Texas gov says exonerated man should be compensated

Texas GOP Gov. Rick Perry has waded into the controversy surrounding a man wrongly imprisoned for 18 years who was denied compensation for his ordeal this week because state authorities failed to close a legal loophole.

Perry said Tuesday in comments reported by The Houston Chronicle's Harvey Rice that he will do what is within his power to "get this individual the appropriate reimbursement for years that he has spent incarcerated for something that he did not do." Perry said he will try to influence the comptroller's office, which ruled that Anthony Graves was not eligible for the $1.4 million in compensation from the state because the order dismissing his charges did not contain the words "actual innocence."

Under a 2009 law, the state can pay out $80,000 per year to incarcerated claimants explicitly found innocent in a retrial or who are granted a pardon. Neither status now applies to Graves.

One of Perry's former lawyers, Jeff Blackburn, told Rice that Graves' legal team may try to sue the comptroller's office in federal court to get the decision reviewed. He said Perry's support will boost Graves' chances of getting compensated.

But Cory Session, the policy director for the Innocence Project of Texas, told The Lookout he doubts that tactic would be successful. He said that if the comptroller's office agreed to compensate Graves without an explicit order of innocence from a judge, that action could open the door for suspects who had been detained over charges that were later dropped to sue for the time they spent in jail awaiting trial. "It would open up a floodgate," he said.

Perry can't pardon Graves because he is no longer convicted of any crime--and a pardon from the governor is the only other way Graves would be eligible for the money. If Graves sues the state of Texas for civil damages, the most he could recover would be $200,000, under the caps enacted by state tort laws.

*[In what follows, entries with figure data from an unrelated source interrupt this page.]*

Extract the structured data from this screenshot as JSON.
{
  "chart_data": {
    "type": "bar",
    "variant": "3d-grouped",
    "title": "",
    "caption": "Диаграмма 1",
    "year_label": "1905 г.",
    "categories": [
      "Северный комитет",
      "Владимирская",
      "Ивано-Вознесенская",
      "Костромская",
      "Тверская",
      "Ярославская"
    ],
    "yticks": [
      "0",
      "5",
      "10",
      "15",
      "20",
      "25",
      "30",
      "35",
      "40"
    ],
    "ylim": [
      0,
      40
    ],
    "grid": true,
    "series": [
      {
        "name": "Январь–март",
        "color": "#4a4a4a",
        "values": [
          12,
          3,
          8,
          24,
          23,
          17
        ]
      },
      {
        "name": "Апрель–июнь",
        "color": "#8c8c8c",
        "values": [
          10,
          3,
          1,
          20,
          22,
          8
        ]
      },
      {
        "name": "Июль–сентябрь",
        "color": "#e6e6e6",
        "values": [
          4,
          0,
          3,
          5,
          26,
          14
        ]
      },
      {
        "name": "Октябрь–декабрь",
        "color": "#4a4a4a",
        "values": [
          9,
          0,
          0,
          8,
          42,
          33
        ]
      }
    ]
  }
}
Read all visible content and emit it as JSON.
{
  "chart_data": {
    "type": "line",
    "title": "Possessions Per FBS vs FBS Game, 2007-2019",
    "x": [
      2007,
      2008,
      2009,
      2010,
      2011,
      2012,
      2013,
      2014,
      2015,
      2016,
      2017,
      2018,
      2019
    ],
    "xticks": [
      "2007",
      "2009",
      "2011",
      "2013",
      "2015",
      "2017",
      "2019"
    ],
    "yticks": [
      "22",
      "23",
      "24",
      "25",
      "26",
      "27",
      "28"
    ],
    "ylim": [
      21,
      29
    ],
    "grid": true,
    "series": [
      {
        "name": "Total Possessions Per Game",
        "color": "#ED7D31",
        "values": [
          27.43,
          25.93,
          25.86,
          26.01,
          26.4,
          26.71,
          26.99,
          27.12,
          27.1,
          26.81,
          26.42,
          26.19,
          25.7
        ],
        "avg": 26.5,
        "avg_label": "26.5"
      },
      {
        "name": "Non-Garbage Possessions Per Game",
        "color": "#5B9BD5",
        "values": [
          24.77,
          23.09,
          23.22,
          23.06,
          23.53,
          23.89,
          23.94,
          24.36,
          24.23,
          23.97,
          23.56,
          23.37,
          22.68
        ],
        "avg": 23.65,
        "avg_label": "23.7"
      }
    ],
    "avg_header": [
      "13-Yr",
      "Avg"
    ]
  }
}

District Judge Reva Towslee Corbett could still amend Graves' order of release and add the words "actual innocence" so that Graves would qualify for the compensation. But Graves told The Houston Chronicle he thinks the judge is biased against him and wouldn't do that. Burleson District Attorney Bill Parham, who says he thinks Graves is innocent, ignored pleas from Graves' lawyers to add "actual innocence" to the order in the 15-day legal window after the judge handed down his decision.